Always Listening

It’s so much to take in—the cacophony of sounds that is never-ending in this place. There is never silence in our swelling, overcrowded city. The sounds are becoming familiar to our Western ears these days.

Allahu Akbhar. The musical nature of the call the prayer lulls the children to sleep.

Briing. Briing. We have come to expect the jingling melody of bicycle rickshaw bells. We hardly notice the yelping of the street dogs anymore, the clanging of aluminum rice pots in the early mornings. These are the sounds of life in the most densely populated city on earth. We feel our place amidst the noise, but a speck in this teeming sea of life.

But it is when I try to fill this space with my presence that I become even more aware of my smallness. The language I long to speak sounds like just another noise to my untrained ears. This language has existed in some form for thousands of years, descendant from one of the most ancient tongues on earth.
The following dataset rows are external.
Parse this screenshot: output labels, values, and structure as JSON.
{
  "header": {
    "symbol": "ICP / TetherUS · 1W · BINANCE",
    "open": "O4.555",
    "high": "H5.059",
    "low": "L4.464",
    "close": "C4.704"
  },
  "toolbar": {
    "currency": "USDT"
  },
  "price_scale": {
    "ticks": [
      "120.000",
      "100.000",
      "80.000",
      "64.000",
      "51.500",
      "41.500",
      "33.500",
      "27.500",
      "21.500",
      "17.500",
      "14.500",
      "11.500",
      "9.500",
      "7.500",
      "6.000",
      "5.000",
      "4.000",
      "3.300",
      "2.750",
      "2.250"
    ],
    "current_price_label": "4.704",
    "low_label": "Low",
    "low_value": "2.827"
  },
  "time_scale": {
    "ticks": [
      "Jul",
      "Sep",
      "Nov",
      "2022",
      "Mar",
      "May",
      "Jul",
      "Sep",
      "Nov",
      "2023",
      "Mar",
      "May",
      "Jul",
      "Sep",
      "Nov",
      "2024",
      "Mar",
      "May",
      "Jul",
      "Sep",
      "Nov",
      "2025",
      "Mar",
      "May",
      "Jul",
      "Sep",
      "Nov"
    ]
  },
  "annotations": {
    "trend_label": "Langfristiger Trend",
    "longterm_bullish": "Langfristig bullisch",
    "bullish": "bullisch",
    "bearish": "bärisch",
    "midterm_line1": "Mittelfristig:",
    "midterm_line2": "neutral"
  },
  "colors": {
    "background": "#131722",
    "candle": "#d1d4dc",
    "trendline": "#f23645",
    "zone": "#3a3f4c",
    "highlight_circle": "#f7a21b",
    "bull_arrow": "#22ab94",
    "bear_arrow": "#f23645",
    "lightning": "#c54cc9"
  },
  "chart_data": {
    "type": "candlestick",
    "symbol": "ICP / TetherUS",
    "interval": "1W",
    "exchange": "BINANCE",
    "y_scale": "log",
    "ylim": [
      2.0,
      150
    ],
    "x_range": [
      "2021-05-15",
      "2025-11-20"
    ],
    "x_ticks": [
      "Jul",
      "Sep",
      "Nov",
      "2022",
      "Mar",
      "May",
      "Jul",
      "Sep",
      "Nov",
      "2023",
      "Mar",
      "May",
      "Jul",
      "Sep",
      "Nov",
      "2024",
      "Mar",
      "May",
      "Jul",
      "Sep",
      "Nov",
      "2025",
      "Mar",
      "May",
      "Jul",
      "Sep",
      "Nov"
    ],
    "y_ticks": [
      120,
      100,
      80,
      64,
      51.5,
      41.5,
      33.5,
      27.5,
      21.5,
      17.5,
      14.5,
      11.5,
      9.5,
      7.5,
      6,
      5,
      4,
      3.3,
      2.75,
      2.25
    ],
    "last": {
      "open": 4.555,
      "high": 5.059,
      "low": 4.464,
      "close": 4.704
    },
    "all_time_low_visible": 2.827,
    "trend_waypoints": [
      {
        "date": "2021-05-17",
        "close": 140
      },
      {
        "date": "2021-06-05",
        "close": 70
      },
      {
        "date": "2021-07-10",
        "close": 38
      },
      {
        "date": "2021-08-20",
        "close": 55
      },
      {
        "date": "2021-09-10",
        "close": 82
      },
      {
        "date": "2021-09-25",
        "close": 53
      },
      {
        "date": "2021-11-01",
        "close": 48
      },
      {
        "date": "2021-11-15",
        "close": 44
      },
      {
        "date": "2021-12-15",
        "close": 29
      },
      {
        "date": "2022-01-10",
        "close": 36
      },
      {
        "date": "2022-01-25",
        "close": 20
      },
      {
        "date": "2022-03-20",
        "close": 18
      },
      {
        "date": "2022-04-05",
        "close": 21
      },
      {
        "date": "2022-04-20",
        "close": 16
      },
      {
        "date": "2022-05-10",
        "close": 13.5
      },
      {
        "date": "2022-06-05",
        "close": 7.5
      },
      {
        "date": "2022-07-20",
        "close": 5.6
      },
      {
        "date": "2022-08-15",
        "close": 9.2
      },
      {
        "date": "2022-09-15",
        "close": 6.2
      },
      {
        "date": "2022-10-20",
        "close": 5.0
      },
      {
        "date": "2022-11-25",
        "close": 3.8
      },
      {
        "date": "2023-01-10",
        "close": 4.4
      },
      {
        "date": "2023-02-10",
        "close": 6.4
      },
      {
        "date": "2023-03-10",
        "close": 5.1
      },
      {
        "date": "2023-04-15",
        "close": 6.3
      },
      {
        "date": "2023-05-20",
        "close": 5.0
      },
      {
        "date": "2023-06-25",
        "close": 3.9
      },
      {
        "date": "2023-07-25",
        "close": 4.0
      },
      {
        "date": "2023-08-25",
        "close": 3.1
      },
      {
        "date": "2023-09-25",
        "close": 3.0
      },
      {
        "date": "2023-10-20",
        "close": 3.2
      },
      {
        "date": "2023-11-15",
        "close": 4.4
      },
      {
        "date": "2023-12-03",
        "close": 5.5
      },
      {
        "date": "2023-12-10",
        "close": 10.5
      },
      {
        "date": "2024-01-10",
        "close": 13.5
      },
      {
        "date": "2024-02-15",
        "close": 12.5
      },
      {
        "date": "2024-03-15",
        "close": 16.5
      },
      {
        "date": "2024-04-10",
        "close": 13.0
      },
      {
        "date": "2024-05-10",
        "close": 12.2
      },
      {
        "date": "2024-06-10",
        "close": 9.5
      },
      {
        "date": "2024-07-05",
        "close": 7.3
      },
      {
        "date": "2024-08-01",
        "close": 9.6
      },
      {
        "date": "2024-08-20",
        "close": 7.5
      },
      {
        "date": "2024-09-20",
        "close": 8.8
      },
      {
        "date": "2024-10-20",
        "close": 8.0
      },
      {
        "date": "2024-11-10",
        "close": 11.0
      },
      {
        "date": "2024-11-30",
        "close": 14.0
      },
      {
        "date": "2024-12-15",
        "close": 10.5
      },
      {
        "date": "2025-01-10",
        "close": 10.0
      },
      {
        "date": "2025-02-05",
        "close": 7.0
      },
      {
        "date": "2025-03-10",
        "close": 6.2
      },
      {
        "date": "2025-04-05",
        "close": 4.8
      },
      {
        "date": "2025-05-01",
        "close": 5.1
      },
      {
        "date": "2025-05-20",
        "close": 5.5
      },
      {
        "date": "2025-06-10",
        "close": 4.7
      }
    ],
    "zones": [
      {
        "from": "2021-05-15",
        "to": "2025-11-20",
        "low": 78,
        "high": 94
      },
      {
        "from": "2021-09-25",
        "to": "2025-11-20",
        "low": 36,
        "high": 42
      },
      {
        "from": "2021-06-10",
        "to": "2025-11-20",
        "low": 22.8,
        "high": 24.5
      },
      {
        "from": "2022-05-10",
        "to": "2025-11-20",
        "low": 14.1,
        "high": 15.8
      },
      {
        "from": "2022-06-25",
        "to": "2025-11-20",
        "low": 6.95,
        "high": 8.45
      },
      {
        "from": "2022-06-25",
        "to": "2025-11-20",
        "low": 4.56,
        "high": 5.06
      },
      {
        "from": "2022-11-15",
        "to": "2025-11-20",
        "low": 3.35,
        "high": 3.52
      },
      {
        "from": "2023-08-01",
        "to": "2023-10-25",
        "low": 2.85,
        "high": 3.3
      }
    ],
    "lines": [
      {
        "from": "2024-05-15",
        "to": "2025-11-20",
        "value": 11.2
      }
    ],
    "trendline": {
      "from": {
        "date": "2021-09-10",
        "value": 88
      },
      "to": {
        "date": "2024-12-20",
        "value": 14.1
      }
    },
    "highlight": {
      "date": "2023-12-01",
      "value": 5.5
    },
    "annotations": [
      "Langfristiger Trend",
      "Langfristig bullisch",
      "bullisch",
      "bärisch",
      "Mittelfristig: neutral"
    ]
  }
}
This language is the pride of its people, shaped the very foundation and form of this nation.

Friends who’ve learned what feels impossible to me know tell me the first step of learning the language is listening, teaching your ear to recognize the rising and lilting sounds of Bangla. They call it the listening phase. For the first couple months full comprehension isn’t the goal, but recognition.
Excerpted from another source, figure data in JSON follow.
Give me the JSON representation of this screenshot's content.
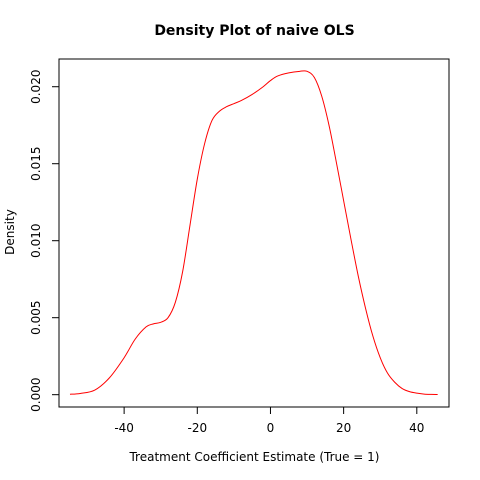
{
  "chart_data": {
    "type": "line",
    "title": "Density Plot of naive OLS",
    "xlabel": "Treatment Coefficient Estimate (True = 1)",
    "ylabel": "Density",
    "xlim": [
      -57.8,
      48.8
    ],
    "ylim": [
      -0.0008,
      0.0218
    ],
    "x_ticks": [
      -40,
      -20,
      0,
      20,
      40
    ],
    "x_tick_labels": [
      "-40",
      "-20",
      "0",
      "20",
      "40"
    ],
    "y_ticks": [
      0.0,
      0.005,
      0.01,
      0.015,
      0.02
    ],
    "y_tick_labels": [
      "0.000",
      "0.005",
      "0.010",
      "0.015",
      "0.020"
    ],
    "grid": false,
    "series": [
      {
        "color": "#ff0000",
        "x": [
          -54.8,
          -52,
          -48,
          -44,
          -40,
          -37,
          -34,
          -32,
          -30,
          -28,
          -26,
          -24,
          -22,
          -20,
          -18,
          -16,
          -14,
          -12,
          -10,
          -8,
          -5,
          -2,
          0,
          2,
          5,
          8,
          10,
          12,
          14,
          16,
          18,
          20,
          22,
          24,
          26,
          28,
          30,
          32,
          34,
          36,
          38,
          40,
          42,
          44,
          45.7
        ],
        "values": [
          3e-05,
          8e-05,
          0.0003,
          0.0011,
          0.0024,
          0.0036,
          0.0044,
          0.0046,
          0.0047,
          0.005,
          0.006,
          0.008,
          0.011,
          0.014,
          0.0163,
          0.0178,
          0.0184,
          0.0187,
          0.0189,
          0.0191,
          0.0195,
          0.02,
          0.0204,
          0.0207,
          0.0209,
          0.021,
          0.021,
          0.0206,
          0.0194,
          0.0175,
          0.0151,
          0.0126,
          0.0101,
          0.0077,
          0.0056,
          0.0038,
          0.0024,
          0.0014,
          0.0008,
          0.0004,
          0.0002,
          0.0001,
          4e-05,
          2e-05,
          1e-05
        ]
      }
    ]
  }
}
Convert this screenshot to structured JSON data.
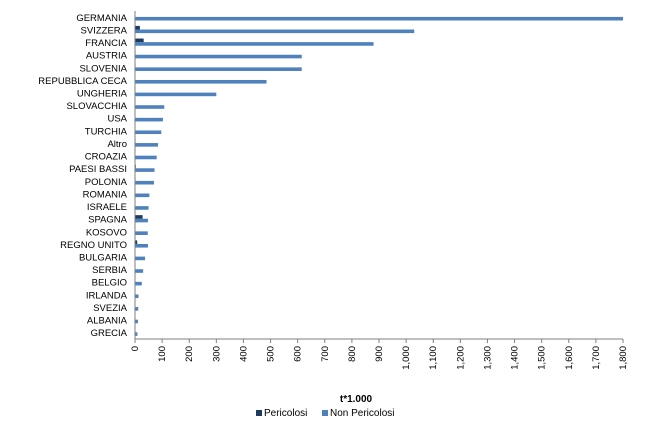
{
  "chart_data": {
    "type": "bar",
    "orientation": "horizontal",
    "title": "",
    "xlabel": "t*1.000",
    "ylabel": "",
    "xlim": [
      0,
      1800
    ],
    "x_ticks": [
      0,
      100,
      200,
      300,
      400,
      500,
      600,
      700,
      800,
      900,
      1000,
      1100,
      1200,
      1300,
      1400,
      1500,
      1600,
      1700,
      1800
    ],
    "x_tick_labels": [
      "0",
      "100",
      "200",
      "300",
      "400",
      "500",
      "600",
      "700",
      "800",
      "900",
      "1,000",
      "1,100",
      "1,200",
      "1,300",
      "1,400",
      "1,500",
      "1,600",
      "1,700",
      "1,800"
    ],
    "grid": false,
    "legend_position": "bottom",
    "categories": [
      "GERMANIA",
      "SVIZZERA",
      "FRANCIA",
      "AUSTRIA",
      "SLOVENIA",
      "REPUBBLICA CECA",
      "UNGHERIA",
      "SLOVACCHIA",
      "USA",
      "TURCHIA",
      "Altro",
      "CROAZIA",
      "PAESI BASSI",
      "POLONIA",
      "ROMANIA",
      "ISRAELE",
      "SPAGNA",
      "KOSOVO",
      "REGNO UNITO",
      "BULGARIA",
      "SERBIA",
      "BELGIO",
      "IRLANDA",
      "SVEZIA",
      "ALBANIA",
      "GRECIA"
    ],
    "series": [
      {
        "name": "Pericolosi",
        "color": "#1f3a5f",
        "values": [
          1,
          18,
          32,
          2,
          2,
          1,
          1,
          1,
          1,
          1,
          2,
          1,
          3,
          2,
          1,
          1,
          28,
          1,
          8,
          1,
          1,
          1,
          1,
          1,
          1,
          1
        ]
      },
      {
        "name": "Non Pericolosi",
        "color": "#4f81bd",
        "values": [
          1800,
          1030,
          880,
          615,
          615,
          485,
          300,
          108,
          103,
          97,
          85,
          80,
          72,
          70,
          53,
          50,
          48,
          47,
          48,
          37,
          30,
          25,
          13,
          12,
          11,
          9
        ]
      }
    ]
  }
}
I hear a word that stands out in a string of melodic words, can recognize one or two and fill in some of the rest based on context. I know enough to get around town (sometimes) and talk to our house helper (about some things). I stumble my way through a sentence or two. A glimmer of joy passes through her eyes when she feels understood and our normal communication of gesturing and sounds becomes something a little bit more.

Dhonnovad. Thank you.

Onek Shundor. Very pretty.

Bideshi. Foreigner.

I recognize so little. Understand even less. I long for my listening to produce the fruit of knowledge, of separating noise from language. I want to cross the bridge into familiarity instead of everything feeling exotic, unknown, other. But it takes time. Lots of it. It takes discipline, work, repetition—and always listening.
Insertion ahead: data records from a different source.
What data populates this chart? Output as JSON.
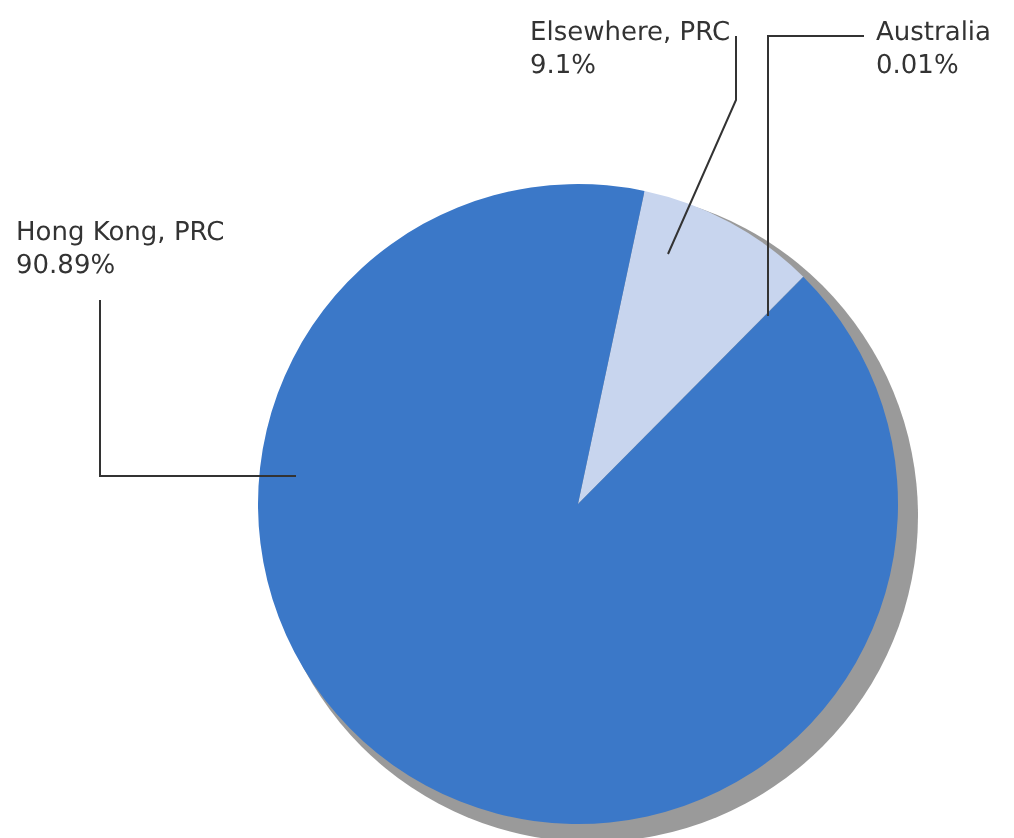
{
  "chart_data": {
    "type": "pie",
    "categories": [
      "Elsewhere, PRC",
      "Australia",
      "Hong Kong, PRC"
    ],
    "values": [
      9.1,
      0.01,
      90.89
    ],
    "colors": [
      "#c8d5ee",
      "#3b78c8",
      "#3b78c8"
    ],
    "value_labels": [
      "9.1%",
      "0.01%",
      "90.89%"
    ]
  }
}
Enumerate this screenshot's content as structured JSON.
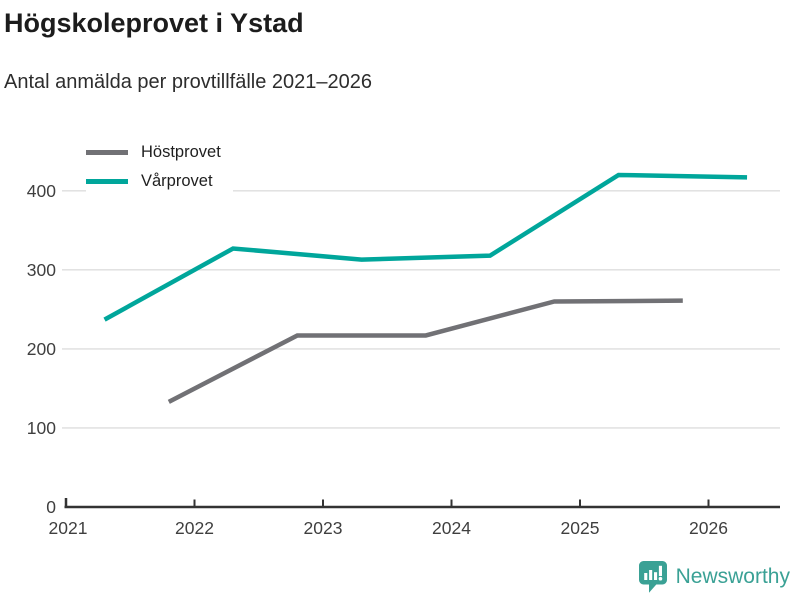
{
  "header": {
    "title": "Högskoleprovet i Ystad",
    "subtitle": "Antal anmälda per provtillfälle 2021–2026"
  },
  "chart_data": {
    "type": "line",
    "title": "Högskoleprovet i Ystad",
    "subtitle": "Antal anmälda per provtillfälle 2021–2026",
    "x_tick_labels": [
      "2021",
      "2022",
      "2023",
      "2024",
      "2025",
      "2026"
    ],
    "x_tick_years": [
      2021,
      2022,
      2023,
      2024,
      2025,
      2026
    ],
    "y_ticks": [
      0,
      100,
      200,
      300,
      400
    ],
    "ylim": [
      0,
      440
    ],
    "xlim": [
      2021,
      2026.65
    ],
    "grid": true,
    "legend_position": "top-left",
    "series": [
      {
        "name": "Höstprovet",
        "color": "#717175",
        "x": [
          2021.8,
          2022.8,
          2023.8,
          2024.8,
          2025.8
        ],
        "values": [
          133,
          217,
          217,
          260,
          261
        ]
      },
      {
        "name": "Vårprovet",
        "color": "#00a69b",
        "x": [
          2021.3,
          2022.3,
          2023.3,
          2024.3,
          2025.3,
          2026.3
        ],
        "values": [
          237,
          327,
          313,
          318,
          420,
          417
        ]
      }
    ]
  },
  "axis_style": {
    "grid_color": "#dedede",
    "axis_color": "#333333",
    "tick_label_color": "#3f3f3f"
  },
  "footer": {
    "brand": "Newsworthy",
    "brand_color": "#3aa195"
  }
}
I’ve been working for years to understand another language, the language of the Spirit. Silence. Communion with God. I’ve been struggling to separate God’s voice out of what feels like the din that is ever-growing around me. Sometimes I feel a glimmer of recognition. I feel progress in hearing, experience His Presence. Other times His voice seems as unrecognizable as the curls of the Bangla script to this bideshi’s eyes.

It’s been my goal to write in such a way to create space for others to listen for His voice too. It’s the very reason I dared to become a writer and author, to put my heart on the page and online for others to see. Every now and then someone writes to tell me my words opened up a space for them to listen to God’s voice. But I often feel no closer to my goal of hearing and guiding others to hear His voice in the noise than when I first began and it can lead me to despair. Will I ever understand?

I am starting official language school this month, giving myself full-time to learning the language of the country I now call home. I set goals for understanding, for conversation, pushing myself into what I know will be an uncomfortable and often embarrassing task. I ask a friend who has lived in South Asia most of his adult life when I should expect to leave the listening phase of language learning. Never, he responds with a laugh. You are always a learner. You’ll never be a Bengali no matter how hard you try.

So I think it is with Our Father. I’ll always be training my ear to hear His voice, always questioning if it is Him I am hearing. As the calendar pages turn and I face another year I try to set goals for my spiritual life, for my writing, what I want to accomplish this year. They all come back to my longing for knowing and being known. It all comes down to the hope that at the end of another year I know more of who He is than I did before. I am sure it will be on the top of my goals each year for the rest of my life. But I’m never giving up the search and the belief that He is speaking, that He wants to be known and to reveal Himself to me more each day. But it takes time. Lots of it. It takes discipline, work, repetition—and always listening.